In fact, Mills’ own experience, it would seem, is testimony that pursuing success for the sake of personal achievement cannot provide ultimate satisfaction. After business school, Mills found great success running Business Research Corporation, a company that started First Call and Investext. He later became the CEO of Thomson Financial, where he was running a $2.5 billion business. By traditional measurements, Andy had
achieved success.
However, in 1995 he found himself with a troubled marriage and strained family relationships. Mills admitted that he was depressed, in poor health, and was questioning where his efforts had taken him. Realizing that it was his own pride driving his life, one day Mills prayed, “God, I give you everything, including my business.” Soon after, he found himself declining the CEO position for the entire corporation, and four years later was without a job.
Five years later, Mills has seen the culture that he spent 20 years to build at Thomson Financial dissolve. For him, it was a reminder that achieving great things in this life is fleeting and therefore cannot be the source of ultimate satisfaction.
While Mills encouraged the students to not focus on this life exclusively, he didn’t suggest that we all have to lose our jobs or businesses to be fully accepted by God. He suggested that we work hard, but not lose sight of our core motives and values //www.replicaforbest.co.uk/replica-breitling-watches-sale-for-uk.html. Students inquired about the balance between pursuing ambitions to make a difference and not becoming prideful. Mills did not respond by offering strategies for addressing the “drivenness” inherent to business culture, but instead he called individual businesswomen and men to constantly look inward, evaluating motives.
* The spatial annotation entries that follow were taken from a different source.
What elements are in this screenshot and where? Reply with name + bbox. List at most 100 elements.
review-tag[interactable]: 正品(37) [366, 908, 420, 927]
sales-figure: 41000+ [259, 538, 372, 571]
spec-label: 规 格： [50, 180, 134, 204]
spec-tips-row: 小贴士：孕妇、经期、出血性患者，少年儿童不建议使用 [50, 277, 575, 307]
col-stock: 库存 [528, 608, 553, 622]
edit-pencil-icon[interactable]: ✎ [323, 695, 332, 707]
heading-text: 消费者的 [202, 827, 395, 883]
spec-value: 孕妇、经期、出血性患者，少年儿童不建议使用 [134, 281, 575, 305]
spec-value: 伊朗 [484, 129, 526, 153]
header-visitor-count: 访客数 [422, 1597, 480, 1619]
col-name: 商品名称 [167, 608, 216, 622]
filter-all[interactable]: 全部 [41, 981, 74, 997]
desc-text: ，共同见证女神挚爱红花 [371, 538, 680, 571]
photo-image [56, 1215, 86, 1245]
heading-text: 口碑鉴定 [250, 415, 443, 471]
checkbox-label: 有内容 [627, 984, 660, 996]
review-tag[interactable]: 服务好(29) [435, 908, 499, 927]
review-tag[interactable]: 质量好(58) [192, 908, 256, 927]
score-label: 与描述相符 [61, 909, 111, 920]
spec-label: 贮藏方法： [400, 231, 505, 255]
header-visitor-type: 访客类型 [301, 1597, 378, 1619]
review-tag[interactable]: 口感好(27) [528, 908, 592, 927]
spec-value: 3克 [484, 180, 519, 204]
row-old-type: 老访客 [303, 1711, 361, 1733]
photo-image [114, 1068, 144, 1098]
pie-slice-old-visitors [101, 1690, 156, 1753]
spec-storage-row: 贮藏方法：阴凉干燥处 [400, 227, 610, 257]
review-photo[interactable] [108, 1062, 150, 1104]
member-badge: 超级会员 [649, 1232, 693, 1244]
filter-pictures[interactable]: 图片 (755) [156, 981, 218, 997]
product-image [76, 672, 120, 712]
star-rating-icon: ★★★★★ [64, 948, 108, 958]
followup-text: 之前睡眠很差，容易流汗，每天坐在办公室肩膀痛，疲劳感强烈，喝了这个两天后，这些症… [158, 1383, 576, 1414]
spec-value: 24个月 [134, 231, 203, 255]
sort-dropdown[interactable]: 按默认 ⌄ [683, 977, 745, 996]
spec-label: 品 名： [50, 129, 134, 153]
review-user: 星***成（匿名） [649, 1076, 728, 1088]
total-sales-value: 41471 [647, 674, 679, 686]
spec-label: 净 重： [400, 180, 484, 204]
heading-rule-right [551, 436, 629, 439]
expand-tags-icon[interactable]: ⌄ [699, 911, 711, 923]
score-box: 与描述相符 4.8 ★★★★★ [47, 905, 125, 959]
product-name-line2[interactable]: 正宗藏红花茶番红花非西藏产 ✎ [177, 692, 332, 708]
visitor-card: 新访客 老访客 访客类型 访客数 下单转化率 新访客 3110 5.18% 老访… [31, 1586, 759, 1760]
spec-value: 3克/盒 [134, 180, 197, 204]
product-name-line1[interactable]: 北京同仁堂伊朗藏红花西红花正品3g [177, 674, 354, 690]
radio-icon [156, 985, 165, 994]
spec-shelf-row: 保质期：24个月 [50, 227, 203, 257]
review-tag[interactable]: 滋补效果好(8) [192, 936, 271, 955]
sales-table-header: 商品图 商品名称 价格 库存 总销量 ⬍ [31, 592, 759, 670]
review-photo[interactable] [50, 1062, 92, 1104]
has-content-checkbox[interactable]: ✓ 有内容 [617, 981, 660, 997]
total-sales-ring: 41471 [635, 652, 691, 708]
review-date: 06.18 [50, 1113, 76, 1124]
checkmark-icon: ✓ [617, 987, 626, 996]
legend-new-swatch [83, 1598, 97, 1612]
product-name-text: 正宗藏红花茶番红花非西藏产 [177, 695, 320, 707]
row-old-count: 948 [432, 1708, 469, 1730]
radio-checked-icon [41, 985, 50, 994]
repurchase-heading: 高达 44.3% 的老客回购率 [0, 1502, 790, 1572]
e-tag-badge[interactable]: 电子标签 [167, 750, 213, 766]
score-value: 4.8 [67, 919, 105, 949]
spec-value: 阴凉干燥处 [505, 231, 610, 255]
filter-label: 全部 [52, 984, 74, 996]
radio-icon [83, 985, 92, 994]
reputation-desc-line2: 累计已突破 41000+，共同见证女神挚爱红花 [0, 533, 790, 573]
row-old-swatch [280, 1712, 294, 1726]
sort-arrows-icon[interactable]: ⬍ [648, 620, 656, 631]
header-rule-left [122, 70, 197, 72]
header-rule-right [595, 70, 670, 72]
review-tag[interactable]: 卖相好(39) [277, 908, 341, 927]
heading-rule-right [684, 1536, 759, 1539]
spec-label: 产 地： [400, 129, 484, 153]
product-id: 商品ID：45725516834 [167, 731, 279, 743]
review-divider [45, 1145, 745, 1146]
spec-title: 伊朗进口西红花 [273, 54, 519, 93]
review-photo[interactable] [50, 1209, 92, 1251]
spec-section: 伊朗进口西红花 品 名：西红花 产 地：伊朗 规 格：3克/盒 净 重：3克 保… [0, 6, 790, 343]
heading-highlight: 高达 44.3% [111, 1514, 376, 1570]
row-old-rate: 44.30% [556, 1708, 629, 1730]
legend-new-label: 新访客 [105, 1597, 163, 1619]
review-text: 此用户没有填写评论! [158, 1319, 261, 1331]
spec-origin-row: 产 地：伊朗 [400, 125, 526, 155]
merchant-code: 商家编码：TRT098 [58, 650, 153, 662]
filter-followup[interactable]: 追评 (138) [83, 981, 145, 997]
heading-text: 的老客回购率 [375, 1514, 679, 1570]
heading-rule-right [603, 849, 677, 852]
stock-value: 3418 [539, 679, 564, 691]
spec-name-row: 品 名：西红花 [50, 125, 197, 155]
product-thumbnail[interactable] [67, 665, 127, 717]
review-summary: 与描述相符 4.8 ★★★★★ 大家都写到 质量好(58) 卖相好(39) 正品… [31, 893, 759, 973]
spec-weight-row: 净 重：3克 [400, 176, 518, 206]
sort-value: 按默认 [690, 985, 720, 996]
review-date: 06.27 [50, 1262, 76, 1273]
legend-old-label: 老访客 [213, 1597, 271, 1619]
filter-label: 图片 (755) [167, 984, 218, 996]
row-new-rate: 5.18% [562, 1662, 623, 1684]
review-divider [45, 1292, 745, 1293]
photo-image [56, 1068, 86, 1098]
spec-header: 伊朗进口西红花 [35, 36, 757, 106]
One problem with Mills’ title is that the meaning of “unproductive” is vague and actually meaningless unless properly measured. But in fact, that was exactly the purpose of Mills’ talk replica watches. For Mills, even achieving the CEO level was still unproductive in his eyes, as he was failing in crucial parts of his life. It would seem that as Mills became rooted again in God, his life became more fruitful in the ways he values most-his family, God, and self-understanding of what drives his daily choices.
The HBS Christian Fellowship sponsored Andy Mills’ talk as part of a series on Faith in the Workplace. Mills’ message is available on the HBS Video Showcase.